IMO 1961 - Problem 6

Problem: A plane $\epsilon$ is given and on one side of the plane three nocollinear points $A,B$ and $C$ such that the plane determined by them is not parallel to $\epsilon$. Three arbitrary points $A',B'$ and $C'$ in $\epsilon$ are selected. Let $L,M$ and $N$ be the midpoints of $AA',BB'$ and $CC'$ and $G$ the centroid of $\triangle{LMN}$. Find the locus of all points obtained for $G$ as $A',B'$ and $C'$ are varied (independently of each other) across $\epsilon$.
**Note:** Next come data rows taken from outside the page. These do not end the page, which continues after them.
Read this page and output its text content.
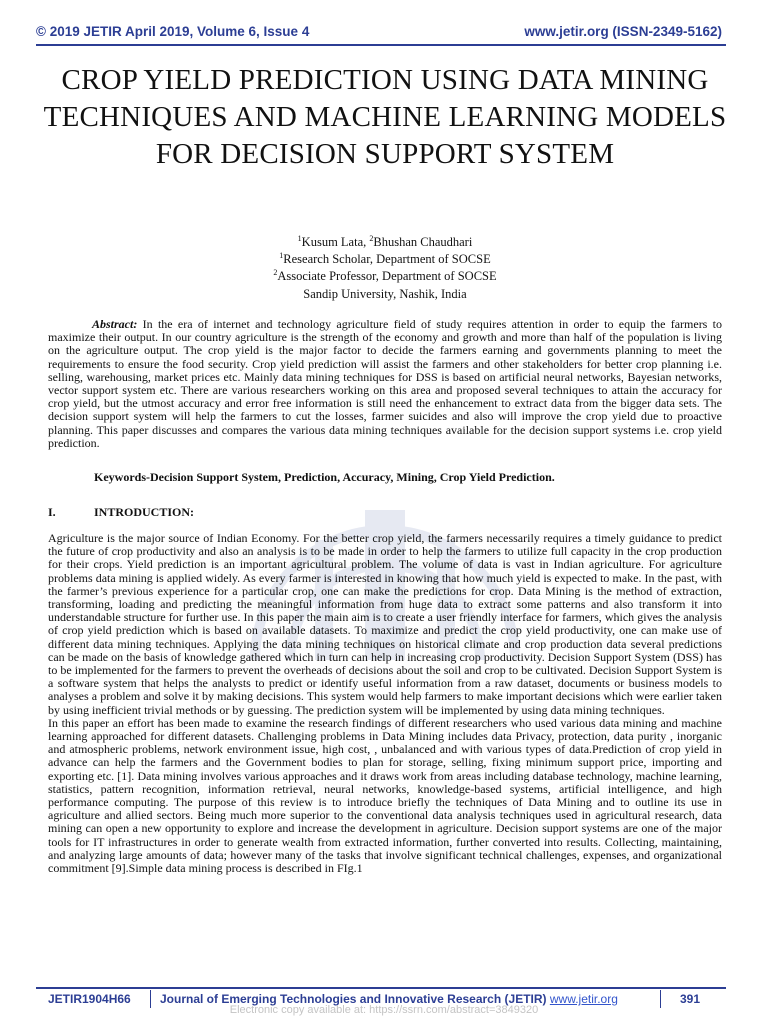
© 2019 JETIR April 2019, Volume 6, Issue 4	www.jetir.org (ISSN-2349-5162)
CROP YIELD PREDICTION USING DATA MINING TECHNIQUES AND MACHINE LEARNING MODELS FOR DECISION SUPPORT SYSTEM
$^1$Kusum Lata, $^2$Bhushan Chaudhari
$^1$Research Scholar, Department of SOCSE
$^2$Associate Professor, Department of SOCSE
Sandip University, Nashik, India
Abstract: In the era of internet and technology agriculture field of study requires attention in order to equip the farmers to maximize their output. In our country agriculture is the strength of the economy and growth and more than half of the population is living on the agriculture output. The crop yield is the major factor to decide the farmers earning and governments planning to meet the requirements to ensure the food security. Crop yield prediction will assist the farmers and other stakeholders for better crop planning i.e. selling, warehousing, market prices etc. Mainly data mining techniques for DSS is based on artificial neural networks, Bayesian networks, vector support system etc. There are various researchers working on this area and proposed several techniques to attain the accuracy for crop yield, but the utmost accuracy and error free information is still need the enhancement to extract data from the bigger data sets. The decision support system will help the farmers to cut the losses, farmer suicides and also will improve the crop yield due to proactive planning. This paper discusses and compares the various data mining techniques available for the decision support systems i.e. crop yield prediction.
Keywords-Decision Support System, Prediction, Accuracy, Mining, Crop Yield Prediction.
I.	INTRODUCTION:

Agriculture is the major source of Indian Economy. For the better crop yield, the farmers necessarily requires a timely guidance to predict the future of crop productivity and also an analysis is to be made in order to help the farmers to utilize full capacity in the crop production for their crops. Yield prediction is an important agricultural problem. The volume of data is vast in Indian agriculture. For agriculture problems data mining is applied widely. As every farmer is interested in knowing that how much yield is expected to make. In the past, with the farmer’s previous experience for a particular crop, one can make the predictions for crop. Data Mining is the method of extraction, transforming, loading and predicting the meaningful information from huge data to extract some patterns and also transform it into understandable structure for further use. In this paper the main aim is to create a user friendly interface for farmers, which gives the analysis of crop yield prediction which is based on available datasets. To maximize and predict the crop yield productivity, one can make use of different data mining techniques. Applying the data mining techniques on historical climate and crop production data several predictions can be made on the basis of knowledge gathered which in turn can help in increasing crop productivity. Decision Support System (DSS) has to be implemented for the farmers to prevent the overheads of decisions about the soil and crop to be cultivated. Decision Support System is a software system that helps the analysts to predict or identify useful information from a raw dataset, documents or business models to analyses a problem and solve it by making decisions. This system would help farmers to make important decisions which were earlier taken by using inefficient trivial methods or by guessing. The prediction system will be implemented by using data mining techniques.

In this paper an effort has been made to examine the research findings of different researchers who used various data mining and machine learning approached for different datasets. Challenging problems in Data Mining includes data Privacy, protection, data purity , inorganic and atmospheric problems, network environment issue, high cost, , unbalanced and with various types of data.Prediction of crop yield in advance can help the farmers and the Government bodies to plan for storage, selling, fixing minimum support price, importing and exporting etc. [1]. Data mining involves various approaches and it draws work from areas including database technology, machine learning, statistics, pattern recognition, information retrieval, neural networks, knowledge-based systems, artificial intelligence, and high performance computing. The purpose of this review is to introduce briefly the techniques of Data Mining and to outline its use in agriculture and allied sectors. Being much more superior to the conventional data analysis techniques used in agricultural research, data mining can open a new opportunity to explore and increase the development in agriculture. Decision support systems are one of the major tools for IT infrastructures in order to generate wealth from extracted information, further converted into results. Collecting, maintaining, and analyzing large amounts of data; however many of the tasks that involve significant technical challenges, expenses, and organizational commitment [9].Simple data mining process is described in FIg.1

JETIR1904H66 Journal of Emerging Technologies and Innovative Research (JETIR) www.jetir.org	391
Electronic copy available at: https://ssrn.com/abstract=3849320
Solution: Let $h(X)$ denote the distance of a point $X$ from $\epsilon$, $X$ restricted to being on the same side of $\epsilon$ as $A,B$ and $C$. Let $G_1$ be the (fixed) centroid of $\triangle{ABC}$ and $G_1'$ the centroid of $\triangle{A'B'C'}$. It is trivial to prove that $G$ is the midpoint of $G_1G_1'$. Hence varying $G_1'$ across $\epsilon$, we get that the locus of $G$ is the plane $\alpha$ parallel to $\epsilon $ such that:
$X\in \alpha\iff h(X)=\frac{h(G_1)}{2}=\frac{h(A)+h(B)+h(C)}{6}$.